Sugli imputati pendevano già diverse diffide dagli stadi, nonostante ciò non sono riusciti a stare alla larga dalla Resega. "Perché?", ha chiesto il presidente della Corte, il giudice Mauro Ermani. "Per noi la curva è tutto, è come una seconda vita", hanno risposto i giovani.
Giovani accusati anche dell'aggressione di due agenti della comunale di Collina d'Oro - uno dei quali ha riportato un trauma cranico ed una commozione celebrale - in occasione del carnevale di Montagnola. Ed è proprio da questi fatti che la Corte a deciso di cominciare, chiamando a testimoniare una delle vittime dell'aggressione.
"Siamo intervenuti per far rispettare l'orario di chiusura - ha spiegato - poi abbiamo cercato di sedare una rissa scoppiata tra il 21enne e un membro del comitato organizzativo". L'agente ha spiegato di essere stato in seguito aggredito da un gruppo di giovani e di aver cercato di difendersi con lo spray al pepe. La situazione è poi degenerata e gli agenti sono stati aggrediti ed inseguiti fuori dal capannone. Il teste dice di essere stato colpito ed essere per questo finito a terra. In seguito è stato raggiunto da un colpo al viso mentre cercava di proteggere l'arma, ha sbattuto la testa contro il selciato e perso conoscenza. "Ho avuto paura", ha dichiarato.

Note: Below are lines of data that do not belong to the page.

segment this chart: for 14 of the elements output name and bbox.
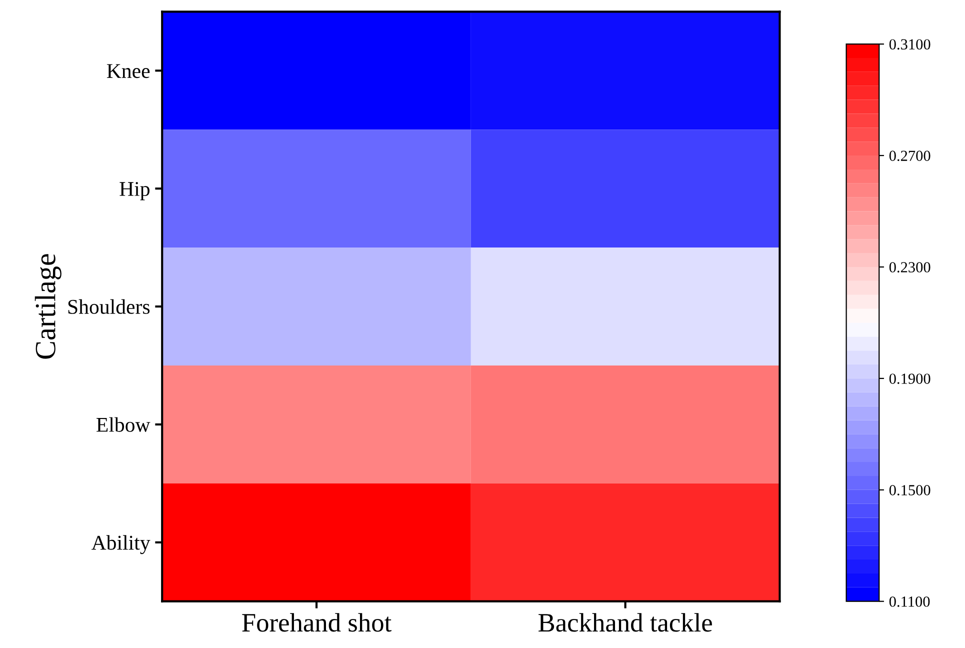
color-bar-label: 0.2300 xyxy=(889,262,930,272)
y-tick-label: Hip xyxy=(120,182,150,200)
x-tick-label: Backhand tackle xyxy=(538,613,712,632)
color-bar-label: 0.1100 xyxy=(889,596,930,607)
y-axis-title: Cartilage xyxy=(34,254,62,359)
y-tick-label: Shoulders xyxy=(68,299,150,314)
color-bar-label: 0.2700 xyxy=(889,150,930,162)
color-bar-label: 0.1900 xyxy=(889,374,930,384)
x-tick-label: Forehand shot xyxy=(242,613,392,632)
color-bar-label: 0.1500 xyxy=(889,485,930,496)
y-tick-label: Ability xyxy=(91,535,150,554)
y-tick-label: Elbow xyxy=(96,417,150,432)
y-tick-label: Knee xyxy=(106,64,150,78)
color-bar-label: 0.3100 xyxy=(889,39,930,50)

Il giudice Ermani ha espresso stupore per la leggerezza con cui sarebbero stati trattati questi avvenimenti. I primi interrogatori, infatti, si sono svolti solo due mesi dopo l'accaduto.
Si è poi iniziato a ripercorrere gli avvenimenti relativi al derby della Resega, a cominciare dall'imbrattamento degli spalti della curva dei tifosi ospiti con pesce marcio e letame, e della posa di lamette da barba sulle balaustre. Per questi fatti, secondo la tesi accusatoria, dei due imputati è colpevole di lesioni semplici aggravate, consumate e tentate, unicamente il 21enne, che ha sostanzialmente ammesso gli addebiti. Il giudice ha inoltre espresso qualche nota polemica sul dispositivo di sicurezza della pista, visto che il 21enne è potuto entrare facilmente nella struttura per portare avanti il suo piano.
Nel pomeriggio il dibattimento si soffermerà ancora sui fatti della Resega. La sentenza, invece, è prevista per domani.
LudoC.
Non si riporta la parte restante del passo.